BEN DODD; SEARCH AND RENEWAL
Ben Dodd is fine evidence that a 'Leachian school' is alive and well in Britain. He is part of a younger generation of Leach-influenced potters, a small but strong group who are adding something significant to a European-Oriental language in studio ceramics. Ben has clay in his blood. He is, after all, the son of the potter Mike Dodd, which might prove a hard act to follow, except that Ben is clearly his own man. While he is part of the same Leach lineage, and has learnt so much from Mike, there is no mistaking his own very individual response to a philosophy of making pots rooted in the direct collection and processing of natural materials. One that focusses the acts of eating and drinking, and provides an everyday sculpture too, beautiful forms that give life to our rooms and spaces.

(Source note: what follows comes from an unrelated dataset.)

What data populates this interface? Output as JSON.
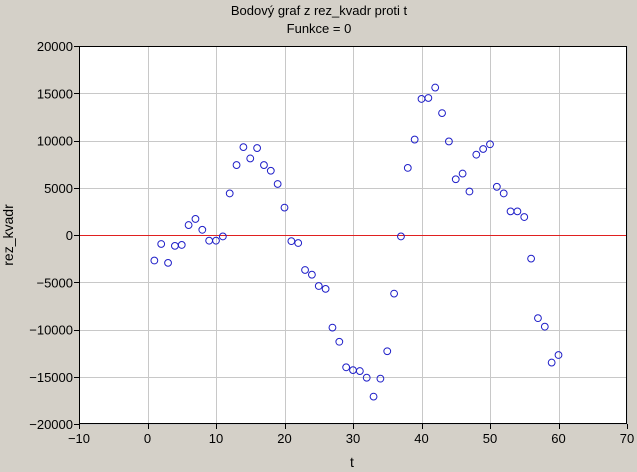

Ben has pursued other avenues of work in his time, more recently to sustain his work in the studio. Most notably this has included his continuing commitment as a teacher of pottery, which far from being disruptive, has allowed Ben to keep his hand in, adding its own rhythm to the creative schedule of his work, one no doubt feeding into the other. The hours he puts in have certainly paid dividends as he experiments and plays with new variations of shape, surface and coloration. You can distinguish a Ben Dodd pot from the outset - bowls of various size, yunomi's, cups, bottles and vases, platters and covered dishes. He makes most forms, embellished perhaps with his individual impressed (or paddled) decoration, along with incising, brushing and broad cutting which is always crisp and succinct. He knows when to avoid overload, so there is a welcome reticence of design and surface treatment, allowing the quiet confidence of his shapes, slips and glazes to speak for themselves. He explores a range of ashes, sometimes augmented by irons, granites and basalts. Slips add depth and character. Glazes gather generously in the carving and indents of a pot’s contours. Brevity is certainly the key, whether it is the finger wipes through tenmoku or, using a hakeme brush, his rapid gestural marking through clay slip.
Ben rightly regards his particular hakeme work as a hallmark, sometimes using an unusual and successful upward brush movement on bowls and bottles that gives them a quite different dynamic, completing the sense of integration between slip and underlying body. His spontaneous brushing is effective on dishes too, succinctly abstract but also evoking natural textures in the landscape. His other signature pieces include covetable yunomi’s and sake cups. Free cut-siding on satisfyingly chunky shapes makes them particularly tactile and good in the hand, the weight just right. The textured vases are among his father’s most recognisable pieces, but Ben has made them his own too, with his variations of profile and detail. Here, looking at his nuka glazes running down over the drier surfaces, the sense of fresh flood covering a droughted riverbed came to my mind. Indeed this is one of the aspects that defines his glazing, the thoughtful combinations of the liquid and the matt, as well as the nuances of coloration derived from his choice of minerals.
Following his work over the past few years, we have seen how much he has developed as a potter, and how the many hours he is putting in has brought its own fluidity, a kind of relaxation and a freer hand which only continuous practice can give. I have to be honest and say that much so-called ’traditional’ pottery being produced now leaves me flat, there is comparatively little that really excites. It follows a derivative routine. But Ben Dodd is proving to be different, because there is always a sense of search and freshness here, and surprises too, making one realise just how much the Leach-Hamada aesthetic still has to say.